Temperature-induced dephasing in high-order harmonic generation from solids

TL;DR

This paper investigates how increasing temperature affects high harmonic generation in solids, revealing dephasing effects and proposing a model to estimate electron-phonon scattering timescales, advancing understanding of strong-field solid-state physics.

Contribution

It introduces a temperature-dependent lattice vibration model and a formula for dephasing time, providing new insights into temperature effects on HHG in solids.

Findings

Lattice vibration does not produce even-order harmonics.

Dephasing increases with rising temperature.

A model predicts maximal photon energy in temperature-dependent HHG spectra.

Abstract

High harmonic generation (HHG) in solid and gaseous targets has been proven to be a powerful avenue for the generation of attosecond pulses, whereas the influence of electron-phonon scattering on HHG is a critical outstanding problem.

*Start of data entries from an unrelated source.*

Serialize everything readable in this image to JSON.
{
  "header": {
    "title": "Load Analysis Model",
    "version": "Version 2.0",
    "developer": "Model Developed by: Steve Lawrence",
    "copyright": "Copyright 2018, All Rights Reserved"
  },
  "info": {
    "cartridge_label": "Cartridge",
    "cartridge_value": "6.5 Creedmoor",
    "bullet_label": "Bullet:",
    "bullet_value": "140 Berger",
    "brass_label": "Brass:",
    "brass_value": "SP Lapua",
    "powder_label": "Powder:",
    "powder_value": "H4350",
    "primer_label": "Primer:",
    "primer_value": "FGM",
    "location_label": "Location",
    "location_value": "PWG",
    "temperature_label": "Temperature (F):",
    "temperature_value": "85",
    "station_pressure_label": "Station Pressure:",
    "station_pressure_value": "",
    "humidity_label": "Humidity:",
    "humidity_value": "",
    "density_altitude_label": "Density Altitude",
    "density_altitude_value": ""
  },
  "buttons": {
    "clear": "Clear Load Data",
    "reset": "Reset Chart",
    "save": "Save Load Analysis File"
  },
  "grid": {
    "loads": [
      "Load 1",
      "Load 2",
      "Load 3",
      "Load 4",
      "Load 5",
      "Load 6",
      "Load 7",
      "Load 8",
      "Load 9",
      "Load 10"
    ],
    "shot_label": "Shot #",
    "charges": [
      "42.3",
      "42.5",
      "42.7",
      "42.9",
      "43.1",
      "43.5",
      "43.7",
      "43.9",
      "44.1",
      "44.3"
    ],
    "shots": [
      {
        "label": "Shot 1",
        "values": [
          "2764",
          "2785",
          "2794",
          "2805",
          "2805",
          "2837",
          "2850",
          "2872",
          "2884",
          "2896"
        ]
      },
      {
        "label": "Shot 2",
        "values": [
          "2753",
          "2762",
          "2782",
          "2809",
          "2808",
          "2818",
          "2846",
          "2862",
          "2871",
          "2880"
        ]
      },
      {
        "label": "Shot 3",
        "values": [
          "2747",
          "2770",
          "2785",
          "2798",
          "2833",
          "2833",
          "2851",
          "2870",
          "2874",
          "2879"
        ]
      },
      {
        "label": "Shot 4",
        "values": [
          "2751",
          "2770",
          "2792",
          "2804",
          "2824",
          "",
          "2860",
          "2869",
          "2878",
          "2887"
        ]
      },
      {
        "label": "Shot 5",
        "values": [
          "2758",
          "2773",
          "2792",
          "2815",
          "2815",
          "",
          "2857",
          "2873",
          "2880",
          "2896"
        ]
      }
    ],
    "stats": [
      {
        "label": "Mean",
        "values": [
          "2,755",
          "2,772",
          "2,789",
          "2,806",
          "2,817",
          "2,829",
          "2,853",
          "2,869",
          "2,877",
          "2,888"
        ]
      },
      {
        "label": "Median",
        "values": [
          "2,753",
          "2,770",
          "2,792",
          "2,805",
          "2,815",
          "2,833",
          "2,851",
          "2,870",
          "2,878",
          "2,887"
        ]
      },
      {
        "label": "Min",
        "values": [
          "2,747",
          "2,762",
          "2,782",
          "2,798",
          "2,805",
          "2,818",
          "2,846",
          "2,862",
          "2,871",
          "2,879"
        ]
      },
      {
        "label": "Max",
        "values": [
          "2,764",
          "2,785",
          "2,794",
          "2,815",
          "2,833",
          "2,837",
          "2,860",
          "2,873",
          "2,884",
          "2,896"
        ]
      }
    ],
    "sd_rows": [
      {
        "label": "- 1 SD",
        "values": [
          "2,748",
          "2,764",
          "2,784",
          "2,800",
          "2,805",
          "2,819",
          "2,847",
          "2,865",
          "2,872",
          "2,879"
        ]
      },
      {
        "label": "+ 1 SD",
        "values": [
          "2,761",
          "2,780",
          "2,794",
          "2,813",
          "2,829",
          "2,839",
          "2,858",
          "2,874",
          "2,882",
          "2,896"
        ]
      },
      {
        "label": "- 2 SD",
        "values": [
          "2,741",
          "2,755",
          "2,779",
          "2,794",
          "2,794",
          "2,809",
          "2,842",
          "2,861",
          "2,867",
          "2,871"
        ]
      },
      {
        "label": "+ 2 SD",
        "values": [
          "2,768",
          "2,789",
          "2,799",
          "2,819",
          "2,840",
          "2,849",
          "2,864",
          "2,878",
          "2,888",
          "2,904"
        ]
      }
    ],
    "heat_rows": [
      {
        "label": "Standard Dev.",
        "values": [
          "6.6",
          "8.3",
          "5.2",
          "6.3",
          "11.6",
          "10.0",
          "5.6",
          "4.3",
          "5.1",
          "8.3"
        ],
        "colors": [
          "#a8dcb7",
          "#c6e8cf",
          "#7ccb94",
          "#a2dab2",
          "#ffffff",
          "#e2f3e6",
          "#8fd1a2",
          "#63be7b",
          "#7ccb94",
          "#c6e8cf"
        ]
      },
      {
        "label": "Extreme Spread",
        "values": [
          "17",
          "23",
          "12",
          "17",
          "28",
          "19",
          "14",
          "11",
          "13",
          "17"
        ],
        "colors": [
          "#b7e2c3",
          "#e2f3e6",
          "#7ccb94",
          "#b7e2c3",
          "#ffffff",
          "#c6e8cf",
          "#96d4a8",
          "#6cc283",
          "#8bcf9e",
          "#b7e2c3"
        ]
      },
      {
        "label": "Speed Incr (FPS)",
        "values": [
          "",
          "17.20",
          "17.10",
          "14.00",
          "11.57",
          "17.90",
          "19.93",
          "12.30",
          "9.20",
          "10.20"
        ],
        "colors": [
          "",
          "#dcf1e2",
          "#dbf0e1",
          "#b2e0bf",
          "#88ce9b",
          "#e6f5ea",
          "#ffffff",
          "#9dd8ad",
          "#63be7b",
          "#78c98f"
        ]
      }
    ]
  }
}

Here we first introduce a temperature dependent lattice vibration model by characterizing the spacing fluctuation. Our results reveal that (i) structural disorder induced by lattice vibration does not lead to generation of even-order harmonics; (ii) dephasing of HHG occurs as the lattice temperature is growing; (iii) an open-trajectory picture predicts the maximal photon energy in the temperature-dependent HHG spectra. Moreover, a formula assessing dephasing time with lattice temperature is proposed to identify the timescale of electron-phonon scattering. This work paves a way to study non-Born-Oppenheimer effect in solids driven by strong field.